Quanto ao art. 31, o ministro Alexandre de Moraes reputou inexistir razão para a suspender, durante o período de 180 dias, contados da data de entrada em vigor da medida provisória, a atuação completa dos auditores fiscais do trabalho no Ministério da Economia. Para o ministro, o estabelecimento de uma fiscalização menor atenta contra a própria saúde do empregado e em nada auxilia na pandemia. Esclareceu que a norma não prevê, como razão da sua existência, a necessidade do isolamento dos auditores fiscais, mas simplesmente diminui uma fiscalização que é essencial em todos os momentos, inclusive nesse momento excepcional, em que vários direitos trabalhistas estão sendo relativizados.

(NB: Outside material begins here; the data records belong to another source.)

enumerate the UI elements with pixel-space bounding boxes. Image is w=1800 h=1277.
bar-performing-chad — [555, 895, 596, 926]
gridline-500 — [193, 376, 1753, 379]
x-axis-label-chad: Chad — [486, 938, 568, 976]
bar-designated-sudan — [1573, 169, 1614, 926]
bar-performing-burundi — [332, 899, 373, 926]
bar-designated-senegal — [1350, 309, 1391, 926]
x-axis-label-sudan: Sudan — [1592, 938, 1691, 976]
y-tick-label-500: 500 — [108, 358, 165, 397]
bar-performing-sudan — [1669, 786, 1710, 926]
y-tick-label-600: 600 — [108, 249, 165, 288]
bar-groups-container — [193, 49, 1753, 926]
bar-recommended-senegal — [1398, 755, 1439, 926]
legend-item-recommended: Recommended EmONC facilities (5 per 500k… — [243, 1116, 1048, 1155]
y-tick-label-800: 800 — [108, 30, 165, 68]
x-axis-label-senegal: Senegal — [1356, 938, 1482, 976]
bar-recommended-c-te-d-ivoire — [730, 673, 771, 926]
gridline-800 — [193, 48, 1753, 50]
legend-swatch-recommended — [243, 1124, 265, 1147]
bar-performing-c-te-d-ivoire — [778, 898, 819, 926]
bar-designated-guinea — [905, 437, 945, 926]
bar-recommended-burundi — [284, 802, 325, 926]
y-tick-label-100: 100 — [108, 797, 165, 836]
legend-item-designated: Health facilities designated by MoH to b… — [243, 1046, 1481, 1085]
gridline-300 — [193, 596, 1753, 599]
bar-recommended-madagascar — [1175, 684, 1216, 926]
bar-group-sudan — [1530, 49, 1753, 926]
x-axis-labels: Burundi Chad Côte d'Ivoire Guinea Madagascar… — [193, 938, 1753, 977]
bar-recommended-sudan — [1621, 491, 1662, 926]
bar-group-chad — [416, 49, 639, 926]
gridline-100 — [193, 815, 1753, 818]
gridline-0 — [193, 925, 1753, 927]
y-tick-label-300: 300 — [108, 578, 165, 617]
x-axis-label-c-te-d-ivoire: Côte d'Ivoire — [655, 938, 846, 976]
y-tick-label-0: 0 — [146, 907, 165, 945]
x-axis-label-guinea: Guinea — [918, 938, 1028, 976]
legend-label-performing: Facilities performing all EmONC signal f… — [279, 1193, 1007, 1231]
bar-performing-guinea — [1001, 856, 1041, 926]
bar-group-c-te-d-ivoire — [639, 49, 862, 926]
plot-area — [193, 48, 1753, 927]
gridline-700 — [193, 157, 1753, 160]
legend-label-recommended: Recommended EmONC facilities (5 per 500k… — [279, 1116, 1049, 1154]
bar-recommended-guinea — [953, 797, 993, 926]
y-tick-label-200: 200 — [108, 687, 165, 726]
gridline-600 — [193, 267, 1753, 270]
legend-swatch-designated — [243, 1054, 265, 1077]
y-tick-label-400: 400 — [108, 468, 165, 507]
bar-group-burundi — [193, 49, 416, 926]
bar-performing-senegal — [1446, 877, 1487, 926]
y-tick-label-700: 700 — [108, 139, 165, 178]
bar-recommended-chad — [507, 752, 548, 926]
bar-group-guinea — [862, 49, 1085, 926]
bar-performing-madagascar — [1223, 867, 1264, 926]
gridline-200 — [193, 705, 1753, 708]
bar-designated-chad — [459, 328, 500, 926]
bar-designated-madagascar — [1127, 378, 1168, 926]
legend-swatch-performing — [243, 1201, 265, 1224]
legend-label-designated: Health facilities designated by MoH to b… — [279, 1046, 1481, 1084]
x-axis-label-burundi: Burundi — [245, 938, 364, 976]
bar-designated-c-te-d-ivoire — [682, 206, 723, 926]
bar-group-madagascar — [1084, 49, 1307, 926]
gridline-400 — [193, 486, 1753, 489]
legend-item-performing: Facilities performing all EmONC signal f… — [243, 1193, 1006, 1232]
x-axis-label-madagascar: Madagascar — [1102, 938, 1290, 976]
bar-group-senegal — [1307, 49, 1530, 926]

Considerou, no ponto, não estarem presentes os requisitos da relevância e urgência.

Vencidos, em maior extensão, os ministros Edson Fachin, Roberto Barroso, Rosa Weber e Ricardo Lewandowski, nos termos de seus votos, e os ministros Marco Aurélio (relator), Dias Toffoli (Presidente) e Gilmar Mendes, que referendaram integralmente o indeferimento da medida cautelar.

(1) MP 927/2020: “Art. 29. Os casos de contaminação pelo coronavírus (covid-19) não serão considerados ocupacionais, exceto mediante comprovação do nexo causal. (…) Art. 31. Durante o período de cento e oitenta dias, contado da data de entrada em vigor desta Medida Provisória, os Auditores Fiscais do Trabalho do Ministério da Economia atuarão de maneira orientadora, exceto quanto às seguintes irregularidades: I – falta de registro de empregado, a partir de denúncias; II – situações de grave e iminente risco, somente para as irregularidades imediatamente relacionadas à configuração da situação; III – ocorrência de acidente de trabalho fatal apurado por meio de procedimento fiscal de análise de acidente, somente para as irregularidades imediatamente relacionadas às causas do acidente; e IV – trabalho em condições análogas às de escravo ou trabalho infantil.”